Por: Mateus Lincoln

Meu filho ainda não fala. O que fazer?

A escola, quando bem preparada, ajuda as crianças | Foto: Agência Brasil

“Se meu filho ainda não fala, colocá-lo na escola pode ajudar ou atrapalhar?” A dúvida é frequente entre famílias que acompanham de perto o desenvolvimento das crianças. O questionamento surge diante de sinais de atraso na comunicação e da busca por alternativas que favoreçam avanços no processo de aprendizagem. Foi nessa situação que se viu a professora Dalila Menezes, 38 anos, mãe de três crianças. Ela convive com diagnósticos distintos em cada um dos filhos, o que fez da experiência em casa e na escola um percurso cheio de desafios.

Um caso real

Dalila conta que a trajetória do filho mais velho, João, envolveu várias idas a médicos, tentativas em escolas diferentes e acompanhamento contínuo de terapias. Hoje, aos 8 anos, ele não fala, apresenta comportamentos repetitivos, precisa de medicação e segue em atendimentos de fonoaudiologia, psicopedagogia, psicologia e terapia ocupacional. O caso, segundo ela, exigiu persistência desde os primeiros sinais.

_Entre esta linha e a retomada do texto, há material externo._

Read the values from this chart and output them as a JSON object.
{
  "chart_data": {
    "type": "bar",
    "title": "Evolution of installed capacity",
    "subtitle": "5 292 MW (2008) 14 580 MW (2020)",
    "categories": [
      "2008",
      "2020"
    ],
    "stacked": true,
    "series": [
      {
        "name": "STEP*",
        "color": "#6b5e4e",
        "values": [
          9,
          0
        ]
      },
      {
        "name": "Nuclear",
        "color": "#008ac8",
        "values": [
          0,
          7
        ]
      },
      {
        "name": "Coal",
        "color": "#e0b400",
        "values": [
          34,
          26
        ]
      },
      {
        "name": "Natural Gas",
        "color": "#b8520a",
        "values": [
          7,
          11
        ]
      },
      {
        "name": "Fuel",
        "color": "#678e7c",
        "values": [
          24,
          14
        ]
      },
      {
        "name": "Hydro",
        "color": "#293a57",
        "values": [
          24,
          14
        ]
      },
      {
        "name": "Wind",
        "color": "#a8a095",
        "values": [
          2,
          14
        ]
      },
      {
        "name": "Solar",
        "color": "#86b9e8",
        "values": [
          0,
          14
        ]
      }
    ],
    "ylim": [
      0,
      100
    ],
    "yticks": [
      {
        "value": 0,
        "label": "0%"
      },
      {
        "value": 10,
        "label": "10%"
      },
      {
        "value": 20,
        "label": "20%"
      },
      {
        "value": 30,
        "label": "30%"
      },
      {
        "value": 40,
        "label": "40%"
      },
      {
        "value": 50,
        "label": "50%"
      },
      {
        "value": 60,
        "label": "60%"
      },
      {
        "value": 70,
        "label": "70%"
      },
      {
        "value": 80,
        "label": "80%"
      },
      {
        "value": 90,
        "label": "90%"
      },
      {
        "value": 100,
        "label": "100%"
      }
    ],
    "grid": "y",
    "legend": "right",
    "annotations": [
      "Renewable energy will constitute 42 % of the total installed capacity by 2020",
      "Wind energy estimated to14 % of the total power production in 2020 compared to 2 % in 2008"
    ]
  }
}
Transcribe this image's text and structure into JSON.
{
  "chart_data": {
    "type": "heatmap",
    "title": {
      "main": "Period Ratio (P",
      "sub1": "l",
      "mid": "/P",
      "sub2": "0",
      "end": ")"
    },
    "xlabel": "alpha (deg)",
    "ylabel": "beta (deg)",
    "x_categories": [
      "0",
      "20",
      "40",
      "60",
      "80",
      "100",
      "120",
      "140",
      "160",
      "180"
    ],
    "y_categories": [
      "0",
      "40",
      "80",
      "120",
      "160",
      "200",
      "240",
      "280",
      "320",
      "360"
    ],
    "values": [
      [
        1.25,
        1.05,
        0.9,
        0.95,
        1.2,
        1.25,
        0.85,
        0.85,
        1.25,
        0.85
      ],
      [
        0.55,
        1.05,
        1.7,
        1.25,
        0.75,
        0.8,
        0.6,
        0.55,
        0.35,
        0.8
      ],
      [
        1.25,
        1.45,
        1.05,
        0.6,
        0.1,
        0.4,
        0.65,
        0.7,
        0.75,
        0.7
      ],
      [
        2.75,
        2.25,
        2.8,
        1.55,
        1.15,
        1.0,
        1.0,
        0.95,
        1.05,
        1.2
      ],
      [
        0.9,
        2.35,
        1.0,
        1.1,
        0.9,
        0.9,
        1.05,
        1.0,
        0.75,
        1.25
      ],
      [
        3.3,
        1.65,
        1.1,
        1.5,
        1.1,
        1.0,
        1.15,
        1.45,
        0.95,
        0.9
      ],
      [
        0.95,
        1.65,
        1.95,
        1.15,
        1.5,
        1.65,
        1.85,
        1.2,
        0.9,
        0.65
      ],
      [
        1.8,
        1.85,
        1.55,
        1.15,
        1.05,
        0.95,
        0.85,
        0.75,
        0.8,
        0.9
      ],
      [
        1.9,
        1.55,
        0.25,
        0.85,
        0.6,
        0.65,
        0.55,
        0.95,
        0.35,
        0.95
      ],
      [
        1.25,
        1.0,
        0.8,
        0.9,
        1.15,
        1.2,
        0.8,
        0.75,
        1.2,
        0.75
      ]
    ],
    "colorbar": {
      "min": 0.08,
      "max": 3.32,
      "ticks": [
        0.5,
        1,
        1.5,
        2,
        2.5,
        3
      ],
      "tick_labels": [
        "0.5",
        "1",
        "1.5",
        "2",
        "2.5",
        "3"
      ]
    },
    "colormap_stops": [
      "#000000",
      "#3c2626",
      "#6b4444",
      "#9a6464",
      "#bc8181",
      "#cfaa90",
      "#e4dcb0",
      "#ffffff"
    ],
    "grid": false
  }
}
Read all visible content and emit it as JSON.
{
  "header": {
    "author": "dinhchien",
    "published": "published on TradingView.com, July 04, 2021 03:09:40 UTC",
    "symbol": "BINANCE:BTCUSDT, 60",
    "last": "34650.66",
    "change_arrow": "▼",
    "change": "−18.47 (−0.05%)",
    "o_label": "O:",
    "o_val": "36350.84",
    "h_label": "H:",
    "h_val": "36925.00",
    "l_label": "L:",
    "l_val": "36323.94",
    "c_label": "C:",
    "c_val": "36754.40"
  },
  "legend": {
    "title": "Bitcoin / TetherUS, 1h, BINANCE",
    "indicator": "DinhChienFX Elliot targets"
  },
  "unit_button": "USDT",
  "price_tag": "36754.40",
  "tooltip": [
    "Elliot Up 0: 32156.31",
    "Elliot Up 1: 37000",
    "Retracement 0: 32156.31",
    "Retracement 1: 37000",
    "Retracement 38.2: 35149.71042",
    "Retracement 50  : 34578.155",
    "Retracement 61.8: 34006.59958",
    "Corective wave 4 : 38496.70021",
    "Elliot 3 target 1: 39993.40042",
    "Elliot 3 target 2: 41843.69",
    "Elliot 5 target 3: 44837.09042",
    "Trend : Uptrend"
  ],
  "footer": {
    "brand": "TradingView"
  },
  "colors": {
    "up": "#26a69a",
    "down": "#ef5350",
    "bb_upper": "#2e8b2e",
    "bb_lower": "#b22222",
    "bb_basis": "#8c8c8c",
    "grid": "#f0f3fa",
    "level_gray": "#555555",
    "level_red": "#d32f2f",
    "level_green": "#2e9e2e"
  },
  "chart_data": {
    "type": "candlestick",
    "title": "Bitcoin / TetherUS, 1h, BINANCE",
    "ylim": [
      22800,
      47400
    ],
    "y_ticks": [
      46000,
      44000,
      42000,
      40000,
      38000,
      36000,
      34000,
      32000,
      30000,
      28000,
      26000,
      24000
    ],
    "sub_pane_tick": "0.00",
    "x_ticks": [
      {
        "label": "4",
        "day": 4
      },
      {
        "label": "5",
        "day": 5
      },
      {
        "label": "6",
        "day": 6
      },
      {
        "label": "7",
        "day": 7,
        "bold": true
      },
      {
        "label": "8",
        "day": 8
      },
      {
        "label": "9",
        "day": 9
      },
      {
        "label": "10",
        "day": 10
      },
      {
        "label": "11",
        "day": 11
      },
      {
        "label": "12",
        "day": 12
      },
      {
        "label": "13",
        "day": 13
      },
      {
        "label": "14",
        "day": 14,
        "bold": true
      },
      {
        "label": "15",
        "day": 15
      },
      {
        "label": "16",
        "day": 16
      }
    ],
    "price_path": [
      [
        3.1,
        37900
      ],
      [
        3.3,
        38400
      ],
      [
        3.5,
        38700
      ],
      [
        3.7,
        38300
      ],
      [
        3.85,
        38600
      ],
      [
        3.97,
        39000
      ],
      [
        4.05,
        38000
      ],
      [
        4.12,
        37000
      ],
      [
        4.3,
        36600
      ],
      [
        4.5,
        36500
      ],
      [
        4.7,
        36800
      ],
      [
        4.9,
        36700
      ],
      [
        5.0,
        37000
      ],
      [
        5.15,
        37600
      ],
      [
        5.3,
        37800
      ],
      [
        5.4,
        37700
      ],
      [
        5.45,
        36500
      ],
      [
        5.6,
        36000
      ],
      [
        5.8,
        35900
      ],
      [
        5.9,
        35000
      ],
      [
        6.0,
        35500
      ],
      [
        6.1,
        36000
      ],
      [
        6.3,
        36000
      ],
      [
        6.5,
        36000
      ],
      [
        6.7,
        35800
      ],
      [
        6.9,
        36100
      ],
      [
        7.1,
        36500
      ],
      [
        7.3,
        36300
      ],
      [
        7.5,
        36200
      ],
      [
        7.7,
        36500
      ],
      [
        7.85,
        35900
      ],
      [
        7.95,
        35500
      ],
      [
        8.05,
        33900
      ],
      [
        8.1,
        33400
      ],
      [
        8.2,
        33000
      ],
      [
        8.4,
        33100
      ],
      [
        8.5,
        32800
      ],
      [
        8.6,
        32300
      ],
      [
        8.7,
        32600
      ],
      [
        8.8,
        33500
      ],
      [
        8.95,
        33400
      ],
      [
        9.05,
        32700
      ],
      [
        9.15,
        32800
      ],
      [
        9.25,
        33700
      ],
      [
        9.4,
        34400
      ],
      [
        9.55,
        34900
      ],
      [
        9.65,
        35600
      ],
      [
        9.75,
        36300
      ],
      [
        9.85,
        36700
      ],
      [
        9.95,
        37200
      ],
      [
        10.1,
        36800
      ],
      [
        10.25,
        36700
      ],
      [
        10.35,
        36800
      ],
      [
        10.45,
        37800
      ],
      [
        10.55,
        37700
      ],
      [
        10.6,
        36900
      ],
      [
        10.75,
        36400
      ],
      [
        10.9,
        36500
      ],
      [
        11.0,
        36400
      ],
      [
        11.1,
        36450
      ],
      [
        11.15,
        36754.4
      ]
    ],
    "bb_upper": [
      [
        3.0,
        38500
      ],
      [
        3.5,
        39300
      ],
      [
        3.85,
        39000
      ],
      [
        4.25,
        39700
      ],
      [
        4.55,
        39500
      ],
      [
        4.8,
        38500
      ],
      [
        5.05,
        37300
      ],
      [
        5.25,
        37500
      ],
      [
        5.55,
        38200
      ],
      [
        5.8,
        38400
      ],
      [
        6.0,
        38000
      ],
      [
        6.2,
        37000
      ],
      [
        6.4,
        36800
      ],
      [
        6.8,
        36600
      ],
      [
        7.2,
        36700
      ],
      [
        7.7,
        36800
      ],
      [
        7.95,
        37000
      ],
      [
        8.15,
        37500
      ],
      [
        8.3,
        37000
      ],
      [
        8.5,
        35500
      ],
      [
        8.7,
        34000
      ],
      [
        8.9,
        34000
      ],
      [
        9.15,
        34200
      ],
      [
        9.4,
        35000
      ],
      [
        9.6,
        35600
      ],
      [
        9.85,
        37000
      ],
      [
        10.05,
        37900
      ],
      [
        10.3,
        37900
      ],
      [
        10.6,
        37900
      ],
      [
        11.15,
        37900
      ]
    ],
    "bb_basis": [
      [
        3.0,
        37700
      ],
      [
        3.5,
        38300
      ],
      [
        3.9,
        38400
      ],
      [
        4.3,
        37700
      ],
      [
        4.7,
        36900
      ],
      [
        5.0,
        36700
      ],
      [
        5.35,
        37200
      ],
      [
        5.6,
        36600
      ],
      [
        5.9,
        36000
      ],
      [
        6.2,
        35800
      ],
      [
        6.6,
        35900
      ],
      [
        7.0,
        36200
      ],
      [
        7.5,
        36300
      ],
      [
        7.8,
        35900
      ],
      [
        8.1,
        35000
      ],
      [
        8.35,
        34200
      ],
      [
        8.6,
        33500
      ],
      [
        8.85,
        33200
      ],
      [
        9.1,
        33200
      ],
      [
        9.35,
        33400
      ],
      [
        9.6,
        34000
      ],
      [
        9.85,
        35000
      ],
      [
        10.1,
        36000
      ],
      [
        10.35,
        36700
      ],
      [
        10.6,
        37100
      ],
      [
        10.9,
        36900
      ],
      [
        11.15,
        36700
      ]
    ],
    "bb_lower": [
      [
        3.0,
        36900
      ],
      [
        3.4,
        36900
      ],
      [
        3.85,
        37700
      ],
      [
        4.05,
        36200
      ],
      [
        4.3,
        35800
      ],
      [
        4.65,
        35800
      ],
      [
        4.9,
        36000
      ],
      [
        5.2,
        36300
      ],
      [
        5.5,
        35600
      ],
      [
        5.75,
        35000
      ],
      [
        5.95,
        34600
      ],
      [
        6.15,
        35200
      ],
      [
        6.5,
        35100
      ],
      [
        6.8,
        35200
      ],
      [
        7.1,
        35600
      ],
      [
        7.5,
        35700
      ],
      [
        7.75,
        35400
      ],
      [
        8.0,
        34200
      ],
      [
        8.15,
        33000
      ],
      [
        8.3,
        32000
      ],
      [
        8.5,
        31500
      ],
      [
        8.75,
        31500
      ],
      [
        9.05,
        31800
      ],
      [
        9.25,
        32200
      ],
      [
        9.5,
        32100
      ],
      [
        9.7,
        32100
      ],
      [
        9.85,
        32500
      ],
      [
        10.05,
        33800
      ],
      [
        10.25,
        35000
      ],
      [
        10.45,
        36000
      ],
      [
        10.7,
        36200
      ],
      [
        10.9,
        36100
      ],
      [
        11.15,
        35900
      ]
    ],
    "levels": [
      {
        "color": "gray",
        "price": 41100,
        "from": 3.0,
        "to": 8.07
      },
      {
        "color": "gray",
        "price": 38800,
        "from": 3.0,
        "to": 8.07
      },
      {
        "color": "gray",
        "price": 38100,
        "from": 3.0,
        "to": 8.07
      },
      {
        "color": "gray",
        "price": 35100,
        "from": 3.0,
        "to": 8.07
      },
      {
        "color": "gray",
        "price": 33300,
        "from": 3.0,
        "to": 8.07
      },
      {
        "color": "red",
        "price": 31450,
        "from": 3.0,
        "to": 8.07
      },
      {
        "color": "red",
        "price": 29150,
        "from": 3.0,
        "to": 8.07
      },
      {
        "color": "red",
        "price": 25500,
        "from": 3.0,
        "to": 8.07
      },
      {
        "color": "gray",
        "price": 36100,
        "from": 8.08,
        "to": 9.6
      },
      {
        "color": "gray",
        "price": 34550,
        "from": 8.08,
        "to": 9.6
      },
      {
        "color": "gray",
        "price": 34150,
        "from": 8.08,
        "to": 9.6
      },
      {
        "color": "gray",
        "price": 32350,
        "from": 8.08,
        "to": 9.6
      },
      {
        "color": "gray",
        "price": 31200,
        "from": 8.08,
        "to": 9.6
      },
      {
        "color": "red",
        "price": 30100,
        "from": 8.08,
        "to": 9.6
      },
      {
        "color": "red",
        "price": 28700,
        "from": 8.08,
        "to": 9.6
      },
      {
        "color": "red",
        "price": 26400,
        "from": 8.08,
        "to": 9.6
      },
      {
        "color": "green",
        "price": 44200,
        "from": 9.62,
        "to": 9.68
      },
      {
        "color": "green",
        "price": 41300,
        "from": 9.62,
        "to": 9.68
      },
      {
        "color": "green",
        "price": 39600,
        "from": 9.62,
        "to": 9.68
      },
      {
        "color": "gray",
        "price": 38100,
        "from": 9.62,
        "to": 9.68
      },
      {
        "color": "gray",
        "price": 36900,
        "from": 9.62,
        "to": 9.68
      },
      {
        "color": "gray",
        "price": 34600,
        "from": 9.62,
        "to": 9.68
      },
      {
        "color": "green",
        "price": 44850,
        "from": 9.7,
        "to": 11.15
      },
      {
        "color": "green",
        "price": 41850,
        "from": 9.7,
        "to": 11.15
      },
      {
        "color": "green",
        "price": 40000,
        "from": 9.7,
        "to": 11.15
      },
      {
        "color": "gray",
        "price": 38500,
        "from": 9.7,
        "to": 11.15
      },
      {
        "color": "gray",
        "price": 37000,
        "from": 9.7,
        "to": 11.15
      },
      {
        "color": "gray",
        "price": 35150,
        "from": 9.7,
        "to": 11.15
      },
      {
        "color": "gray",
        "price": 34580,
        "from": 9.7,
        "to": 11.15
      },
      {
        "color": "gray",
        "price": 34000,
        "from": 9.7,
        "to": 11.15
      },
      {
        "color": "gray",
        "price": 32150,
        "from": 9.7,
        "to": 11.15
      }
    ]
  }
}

“A neuropediatra iniciou logo as intervenções, mas para conseguir atendimento foi muito difícil. A lista de espera era de quatro a cinco meses. Depois que começou, ele nunca mais parou as terapias”, relata. Apesar do esforço, o percurso escolar teve episódios de dificuldade. “Na primeira escola pública ele foi maltratado por uma professora. Depois tentamos a rede particular, mas também não deu certo. Agora voltou para a rede pública e faz acompanhamento paralelo”, afirma.

O segundo filho, Rafael, hoje com 7 anos, foi diagnosticado com autismo ainda bebê. De acordo com Dalila, isso permitiu iniciar os cuidados precocemente. “As intervenções começaram com nove meses. Ele fazia fisioterapia, fonoaudiologia e outros atendimentos desde cedo. Isso fez diferença no desenvolvimento”, diz.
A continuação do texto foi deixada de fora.